Trading the high-priced arms they flaunt so masterfully on a baseball diamond for the opportunity to show off the dancing prowess in the limbs below their waists, the pair put on a show for a group of amused reporters as the Shop Boyz’s “Party Like a Rock Star” blared from the clubhouse speakers.
“Party like a rock, party like a rock star. Party like a rock, party like a rock star. Party like a rock, party like a rock star. Party like a rock star. Tuh-tuh totally dude!”
The pregame dance routine apparently remedied the ailing right shoulder and strep throat that kept Weaver from toeing the rubber for 11 days. Through seven innings, he allowed a single run on four hits in a losing effort. Not to be outdone, Moseley tossed two near-flawless innings to end the contest, surrendering only one hit.
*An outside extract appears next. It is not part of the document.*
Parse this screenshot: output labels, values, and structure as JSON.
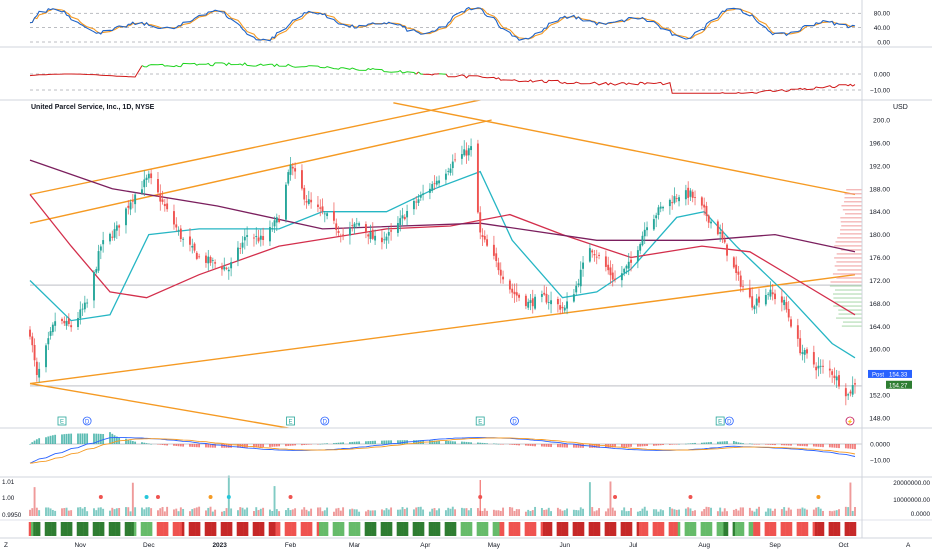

But the hip-hop music that inspired the spontaneous display is as permanent a fixture in the Angels’ clubhouse as the players, coaches and physicians that frequent its haunts.
The mix, including tracks from Akon, Swizz Beatz and T-Pain, begins with Rich Boy’s “Throw Some D’s On It,” an ode to extravagant rims placed on equally extravagant automobiles — quite a fitting parallel for the club with one of the gaudiest number of wins in the Majors.
But not every member of the Angels is particularly enthused by this mix. While maintaining that he is indeed a fan of the genre, reliever Chris Bootcheck waxes nostalgic for the glory days of Hip-Hop Past — the days defined by iconic martyrs Christopher “The Notorious B.I.G.” Wallace and Tupac Shakur.
“I’m really diluted to hip-hop right now,” Bootcheck said. “Everything just sounds the same. I really like the older stuff; Biggie, Tupac. They were worth it.”
If Bootcheck is ever granted control of the stereo, perhaps the long-deceased duo will reemerge in Anaheim.
Uh, yeah. And then they’ll get high with Rex Hudler.